Perennials have a deeper root system than annual plants and thus help stabilize soil. As it stays more stable, the soil has an opportunity to decrease the risk of nutrient losses, increase the efficiency of nutrient use by plants, and make a great home for microorganisms, fungi, and earthworms. As these inhabitants thrive, soil structure is improved, which helps build the farm’s resilience to climate change, while capturing more carbon over the years when land is undisturbed. Some common perennials you'll find on a dairy farm include alfalfa and clover.
What is the benefit of minimizing tillage?
Tillage is when you prepare land for growing crops, getting rid of existing plant life. Many dairy farms have adopted reduced or no tillage practices, leaving stubs and roots of a previous year’s crops in the soil. When used, this practice can keep more captured carbon in the ground and also reduce the risk for topsoil erosion by wind or water. This also means less fuel usage from farm equipment, which reduces emissions and may save time.
What is rotational grazing?
This process involves moving cows from one portion of a pasture to another every few days, allowing the pasture plants to re-grow before being grazed again. The new growth facilitates carbon sequestration.
What are “riparian buffer zones” and what’s in them?
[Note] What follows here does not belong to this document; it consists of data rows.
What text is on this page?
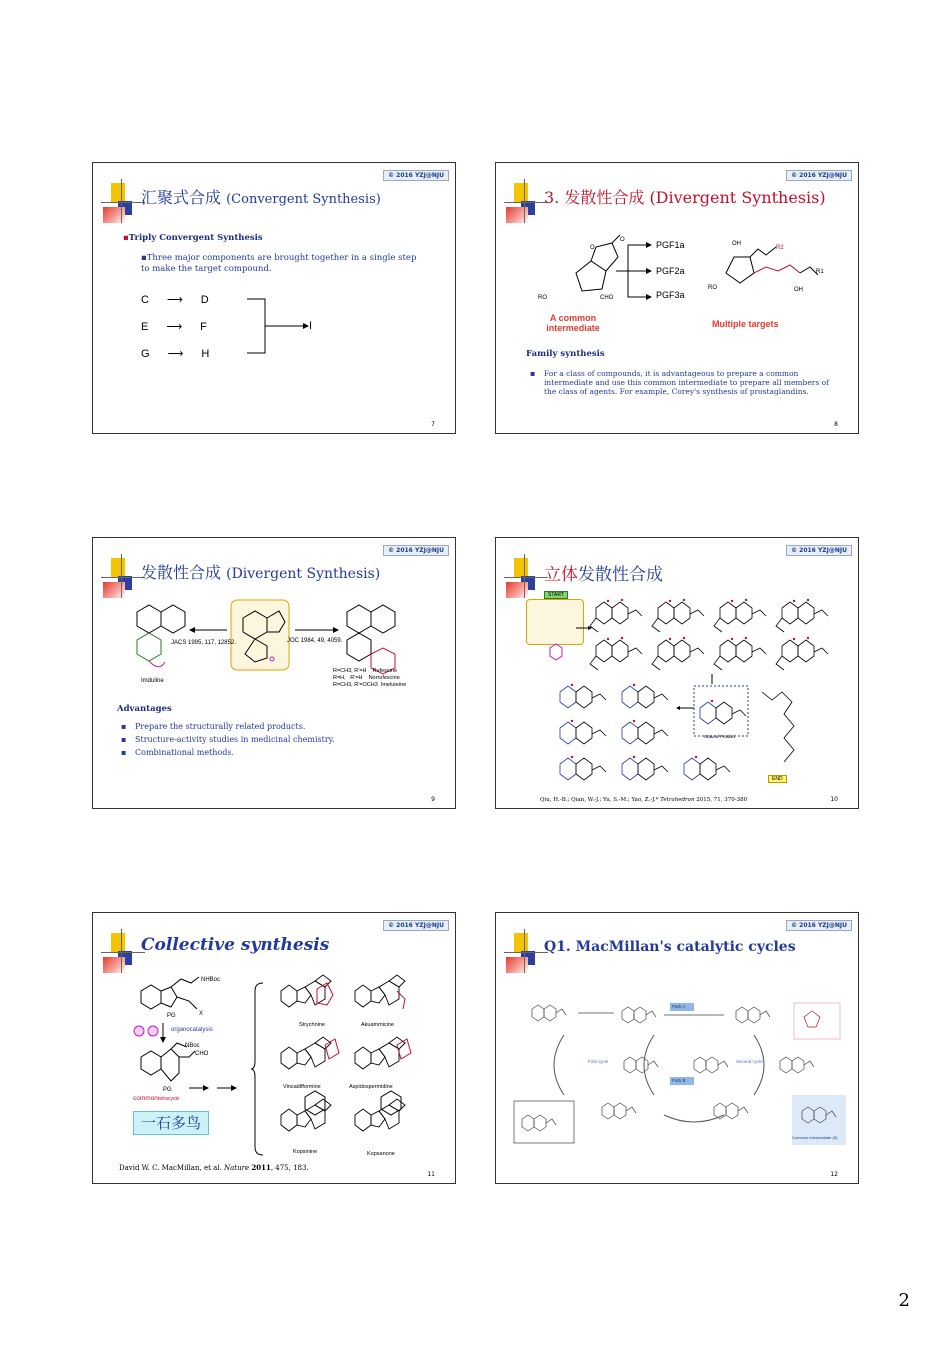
© 2016 YZJ@NJU
汇聚式合成 (Convergent Synthesis)
▪Triply Convergent Synthesis
▪Three major components are brought together in a single step to make the target compound.
C ⟶ D
E ⟶ F
G ⟶ H
I
7
© 2016 YZJ@NJU
3. 发散性合成 (Divergent Synthesis)
O
O
RO	CHO
PGF1a
PGF2a
PGF3a
OH
R2
R1
OH
RO
A common intermediate	Multiple targets
Family synthesis
▪ For a class of compounds, it is advantageous to prepare a common intermediate and use this common intermediate to prepare all members of the class of agents. For example, Corey's synthesis of prostaglandins.
8
© 2016 YZJ@NJU
发散性合成 (Divergent Synthesis)
JACS 1995, 117, 12852.	JOC 1984, 49, 4059.
Imduline
R=CH3, R'=H    Rufescine
R=H,   R'=H    Norrufescine
R=CH3, R'=OCH3  Imeluteine
Advantages
▪ Prepare the structurally related products.
▪ Structure-activity studies in medicinal chemistry.
▪ Combinational methods.
9
© 2016 YZJ@NJU
立体发散性合成
START
Natural Product
END
Qiu, H.-B.; Qian, W.-J.; Yu, S.-M.; Yao, Z.-J.* Tetrahedron 2015, 71, 370-380	10
© 2016 YZJ@NJU
Collective synthesis
NHBoc
X
PG
NBoc
CHO
PG
organocatalysis
commontetracycle
一石多鸟
Strychnine	Akuammicine
Vincadifformine	Aspidospermidine
Kopsinine	Kopsanone
David W. C. MacMillan, et al. Nature 2011, 475, 183.
11
© 2016 YZJ@NJU
Q1. MacMillan's catalytic cycles
Path A
Path B
First cycle	Second cycle
Common intermediate (9)
12
2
These zones contain rich, moist soils where diverse plant communities thrive. Dairy farmers may conserve or restore a riparian zone by planting trees, wildflowers or other natural species, encouraging biodiversity.
What is an example of a partnership that is helping Canadian dairy farmers manage wetlands?
Thanks to a partnership with Ducks Unlimited Canada, many Canadian dairy farmers are restoring wetlands on their farm. Wetland restoration projects help prevent topsoil erosion, manage water and preserve the natural habitat.
What are some ways that dairy farmers use manure and nutrient management for crops?
Dairy farmers use organic matter like manure and compost to provide essential macro- and micronutrients for crops. They may also use commercial fertilizers to ensure a balanced supply of essential nutrients. When applying nutrients, farmers consider crop requirements along with the presence of nutrients already in the soil to ensure crops get what they need.